Les articles 30 et 31 sur lesquels nous sommes saisis portent sur l'agriculture et sont plutôt techniques. Aussi, si un désaccord devait émerger entre l'Assemblée nationale et le Sénat, ils n'en seraient probablement pas la cause. Je vous proposerai de les adopter mais, au préalable, je souhaiterais formuler quelques observations critiques et je vous présenterai quatre amendements.
D'abord, l'article 30 clarifie le cadre juridique applicable aux régions et à FranceAgriMer, autorités de gestion respectives des aides à l'installation des jeunes agriculteurs et des interventions de marché de la politique agricole commune (PAC).
Dans le cas de FranceAgriMer, il s'agit de donner une base légale à la compétence réglementaire de son directeur général en matière de dépenses d'intervention de marché.

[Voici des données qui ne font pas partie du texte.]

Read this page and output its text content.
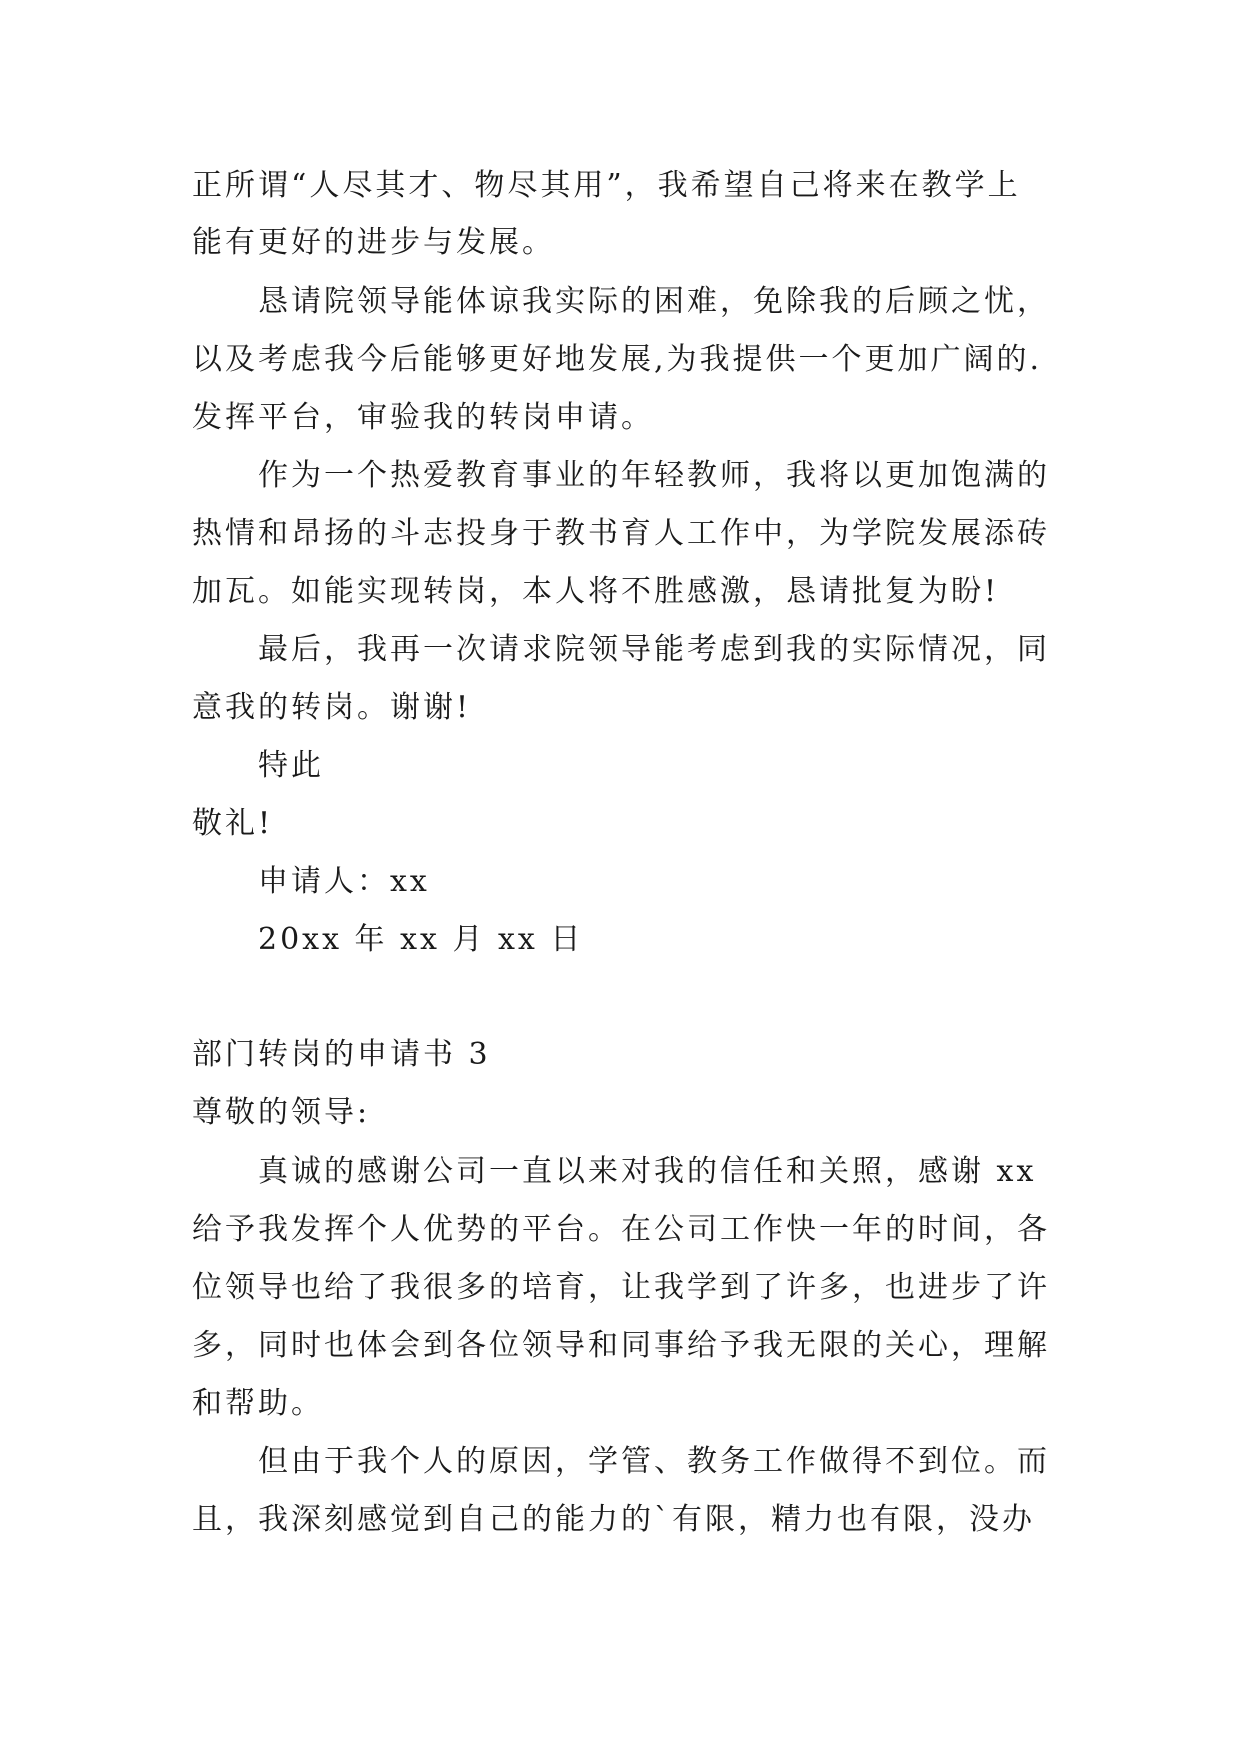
正所谓“人尽其才、物尽其用”，我希望自己将来在教学上
能有更好的进步与发展。
恳请院领导能体谅我实际的困难，免除我的后顾之忧，
以及考虑我今后能够更好地发展,为我提供一个更加广阔的.
发挥平台，审验我的转岗申请。
作为一个热爱教育事业的年轻教师，我将以更加饱满的
热情和昂扬的斗志投身于教书育人工作中，为学院发展添砖
加瓦。如能实现转岗，本人将不胜感激，恳请批复为盼!
最后，我再一次请求院领导能考虑到我的实际情况，同
意我的转岗。谢谢!
特此
敬礼!
申请人：xx
20xx 年 xx 月 xx 日
部门转岗的申请书 3
尊敬的领导:
真诚的感谢公司一直以来对我的信任和关照，感谢 xx
给予我发挥个人优势的平台。在公司工作快一年的时间，各
位领导也给了我很多的培育，让我学到了许多，也进步了许
多，同时也体会到各位领导和同事给予我无限的关心，理解
和帮助。
但由于我个人的原因，学管、教务工作做得不到位。而
且，我深刻感觉到自己的能力的`有限，精力也有限，没办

Celles-ci correspondent aux aides du Fonds européen agricole de garantie (Feaga) à destination de certaines filières - fruits et légumes, produits de l'apiculture, vin et huile d'olive -, pour un montant annuel approximatif de 420 millions d'euros. Il semble que ce pouvoir réglementaire soit déjà implicitement reconnu, une récente décision du Conseil d'État venant de le confirmer.
En ce qui concerne les aides à l'installation, dans le cadre de la nouvelle programmation de la PAC pour 2023-2027, une ordonnance du début de l'année transfère les mesures non surfaciques du Fonds européen agricole pour le développement rural (Feader) aux régions. En France, les régions qui l'ont demandé ou qui vont le demander - c'est-à-dire toutes ou presque - deviendront ainsi autorités de gestion des aides à l'installation. La Normandie, les Pays de la Loire, la Bretagne et la Nouvelle-Aquitaine ont déjà voté des délibérations allant dans ce sens et les autres suivront d'ici fin janvier.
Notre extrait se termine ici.